My room is very messy. It’s stuffed to the brim with old books, stuffed animals, trinkets, and an odd paper or two. But it’s unapologetically my room, and for that, I’ll defend it. I sit now in my closet; a closet, because my room doesn’t have a door, so I ended up shoving my computer and a desk in here in order to spare my parents the annoyance of me screaming at my friends on this cyber monolith.
Now I am a senior, and while I’m not on this device tearing demons apart and robbing virtual banks as much as I used to, my room is still just as unkept as it was four years ago, save for the posters I have up on my wall now. And in the same way, I sit here typing away, but there’s a little less time now to get it all written down. So here is my best attempt at conceptualizing what makes journalism so important to me. Let me share a poem with you.
“When, in disgrace with fortune and men’s eyes,
I all alone beweep my outcast state,
And trouble deaf heaven with my bootless cries,
And look upon myself and curse my fate,
Wishing me like to one more rich in hope,
Featured like him, like him with friends possessed,
Desiring this man’s art and that man’s scope,
With what I most enjoy contented least;
Yet in these thoughts myself almost despising,
Haply I think on thee, and then my state,
(Like to the lark at break of day arising
From sullen earth) sings hymns at heaven’s gate;
For thy sweet love remembered such wealth brings
That then I scorn to change my state with kings.”

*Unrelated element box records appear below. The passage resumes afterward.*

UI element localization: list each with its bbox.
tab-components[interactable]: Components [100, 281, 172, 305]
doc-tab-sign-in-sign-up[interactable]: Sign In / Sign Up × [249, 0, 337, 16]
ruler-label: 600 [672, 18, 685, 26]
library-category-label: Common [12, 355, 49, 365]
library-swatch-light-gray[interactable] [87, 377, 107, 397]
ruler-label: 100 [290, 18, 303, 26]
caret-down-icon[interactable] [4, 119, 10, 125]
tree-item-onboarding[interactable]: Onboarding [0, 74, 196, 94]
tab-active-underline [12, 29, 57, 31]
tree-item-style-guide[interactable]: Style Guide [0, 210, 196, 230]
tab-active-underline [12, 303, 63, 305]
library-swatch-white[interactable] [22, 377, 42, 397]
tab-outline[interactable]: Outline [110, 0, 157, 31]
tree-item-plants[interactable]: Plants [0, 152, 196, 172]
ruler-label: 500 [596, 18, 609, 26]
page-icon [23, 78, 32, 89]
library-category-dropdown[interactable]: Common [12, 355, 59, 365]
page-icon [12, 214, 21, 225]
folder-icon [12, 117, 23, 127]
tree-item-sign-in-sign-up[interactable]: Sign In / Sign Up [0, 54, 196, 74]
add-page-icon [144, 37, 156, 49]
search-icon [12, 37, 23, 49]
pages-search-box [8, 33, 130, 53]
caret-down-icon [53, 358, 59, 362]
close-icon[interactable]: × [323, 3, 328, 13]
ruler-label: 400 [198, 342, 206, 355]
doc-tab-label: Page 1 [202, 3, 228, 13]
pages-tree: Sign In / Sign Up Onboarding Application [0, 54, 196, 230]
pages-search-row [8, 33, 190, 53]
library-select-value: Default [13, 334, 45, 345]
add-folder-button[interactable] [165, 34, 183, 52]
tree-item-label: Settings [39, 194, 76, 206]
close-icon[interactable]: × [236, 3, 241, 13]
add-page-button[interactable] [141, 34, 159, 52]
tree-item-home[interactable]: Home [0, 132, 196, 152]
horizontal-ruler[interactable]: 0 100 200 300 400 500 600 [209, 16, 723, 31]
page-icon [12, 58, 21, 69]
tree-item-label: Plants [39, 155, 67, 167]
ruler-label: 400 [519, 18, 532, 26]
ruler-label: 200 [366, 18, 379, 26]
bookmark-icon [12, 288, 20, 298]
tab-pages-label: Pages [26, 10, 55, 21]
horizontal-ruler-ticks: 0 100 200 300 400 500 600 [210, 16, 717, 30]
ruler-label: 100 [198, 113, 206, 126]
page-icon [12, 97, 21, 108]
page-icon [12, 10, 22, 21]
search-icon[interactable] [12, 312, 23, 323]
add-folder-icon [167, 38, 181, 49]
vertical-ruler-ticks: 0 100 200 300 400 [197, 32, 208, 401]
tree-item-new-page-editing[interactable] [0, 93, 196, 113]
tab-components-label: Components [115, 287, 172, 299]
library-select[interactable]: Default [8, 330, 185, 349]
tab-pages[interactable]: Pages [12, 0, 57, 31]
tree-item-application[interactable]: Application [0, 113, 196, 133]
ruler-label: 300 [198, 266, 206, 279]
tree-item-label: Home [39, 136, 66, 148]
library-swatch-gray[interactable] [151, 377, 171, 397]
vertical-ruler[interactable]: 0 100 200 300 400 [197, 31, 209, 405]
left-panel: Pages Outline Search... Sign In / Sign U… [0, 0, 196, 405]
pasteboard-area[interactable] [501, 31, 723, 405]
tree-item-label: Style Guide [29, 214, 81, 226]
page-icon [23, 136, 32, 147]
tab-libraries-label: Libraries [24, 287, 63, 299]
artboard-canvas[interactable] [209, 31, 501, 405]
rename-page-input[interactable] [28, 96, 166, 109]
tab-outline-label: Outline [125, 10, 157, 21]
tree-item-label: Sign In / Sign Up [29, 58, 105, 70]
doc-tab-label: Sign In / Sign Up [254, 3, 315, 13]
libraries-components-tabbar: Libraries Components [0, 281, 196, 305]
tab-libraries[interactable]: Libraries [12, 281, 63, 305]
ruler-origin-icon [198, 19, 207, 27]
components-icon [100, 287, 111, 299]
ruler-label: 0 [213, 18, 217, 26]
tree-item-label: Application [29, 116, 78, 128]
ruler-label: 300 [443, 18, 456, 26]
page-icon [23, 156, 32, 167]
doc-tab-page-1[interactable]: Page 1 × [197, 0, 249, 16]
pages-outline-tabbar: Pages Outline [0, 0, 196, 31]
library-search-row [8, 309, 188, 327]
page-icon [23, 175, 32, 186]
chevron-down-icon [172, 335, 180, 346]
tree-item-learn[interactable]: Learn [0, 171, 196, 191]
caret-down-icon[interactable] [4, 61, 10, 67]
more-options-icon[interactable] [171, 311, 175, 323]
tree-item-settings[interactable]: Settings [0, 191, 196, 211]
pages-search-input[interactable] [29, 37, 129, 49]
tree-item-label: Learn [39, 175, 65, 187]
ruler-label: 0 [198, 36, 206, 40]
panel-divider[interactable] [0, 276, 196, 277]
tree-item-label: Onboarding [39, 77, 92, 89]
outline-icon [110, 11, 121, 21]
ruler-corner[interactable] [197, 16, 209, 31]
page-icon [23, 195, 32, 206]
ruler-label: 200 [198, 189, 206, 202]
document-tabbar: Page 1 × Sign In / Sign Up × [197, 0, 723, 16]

– “Sonnet 29” William Shakespeare
I love that. I remember hearing that at first and not truly grasping what Shakespeare’s bald Elizabethan brain was getting at, but then thinking back to my younger years. When I was a kid, I talked endlessly about anything from the moment I could talk. My mom worried tirelessly about making sure I could read and write, and spent the next 18 years wondering how to get me to stop. This babbling led me to be much like my room; unapologetic, messy, and stubborn, and when I grew older, the awareness of my messiness led me away from my own sense of self. It took me years to acknowledge that I couldn’t be happy pretending to be something I wasn’t, and I’m better for having to go through that now. But this poem connected to that for me. It speaks of a love so powerful that it overwhelms this desire to be better than what you already are. It’s loving who you are with that person more than the best version of yourself without them, it’s utter devotion. But there are people out there, people who are reading my very words right now, who couldn’t care less about this fluffy poem–and that’s okay.
I remember when I first saw Vincent Van Gogh’s “Starry Night.” A gorgeous painting, but I remember it more specifically for its significance in Doctor Who, a British show my parents introduced to me when I was little. In the show, time travellers meet with Vincent Van Gogh, and talk with the tortured artist.
37 years old. That was the age Vincent Van Gogh reached before commiting suicide. A brilliant artist who wasn’t appreciated while still alive. One of the best parts of Doctor Who is integrating historical figures into the storylines, allowing the audience to see them as the human beings they were. And for the rest of my life, these paintings will mean just a little more as they remind me of the time I spent watching these episodes with my family. But for many, these paintings might just be paintings, Van Gogh might just be some crazy old ginger dude, and that’s okay.
I love music, in all its sprawling complexity. I love the emotional and professional aspects of classical, from its ugly dissonant Perderecki’s and Schoenberg’s, to its sweet and reflective Brahm’s and Bach’s. I love the role that Rap plays in pushing boundaries, constantly revolving into new spaces and meshing with other genres. I love the thousands of lanes of electronic music, from the headbanging dubstep festivals to the boiler room jungle sets. But there are people who stick to their Taylor Swift, and people that stick to their own sonic spaces, and that’s okay.
Sometimes Journalism means looking at the inhumane until it becomes human. A headline is easy. A person is difficult, it always will be. It’s easy to laugh at the old man yelling on the street corner until you learn what war he fought in, or who stopped calling him, or what his apartment smelled like after his wife died. It’s easy to flatten people into categories, politics, usernames, generations, statistics. The internet is at our feet begging us to take the easy route. But the moments that have stuck with me throughout this journey were always things that were distant at first, and then became painfully human.
That’s why I became obsessed with stories. Not because stories make people better, because they don’t always. Not because stories save the world, because they often fail to. But because stories force us to sit still long enough to recognize each other. It’s that split second you realize you’re relating to the person you despise, empathizing with someone who represents everything you have spent your entire life fighting against, because the fight for understanding will always be more valuable than the fight against each other.
Because Journalism to me has never been about being yourself, or even acting as a mirror to reflect life back to its people (that’s called art). Not everyone cares about Sonnet 29, or the brushstrokes of Starry Night, or the churning tempo of a jungle set, but Journalism allows for the possibility to bridge that gap. It’s a tool that can translate something miniscule into something seriously impactful. It’s about becoming the person you don’t agree with, about embodying the differences this vast world has. It’s about embracing that part of you that leaves your room messy, that talks too much sometimes, that stays up late doing homework. Because the minute something different becomes scary, change isn’t possible.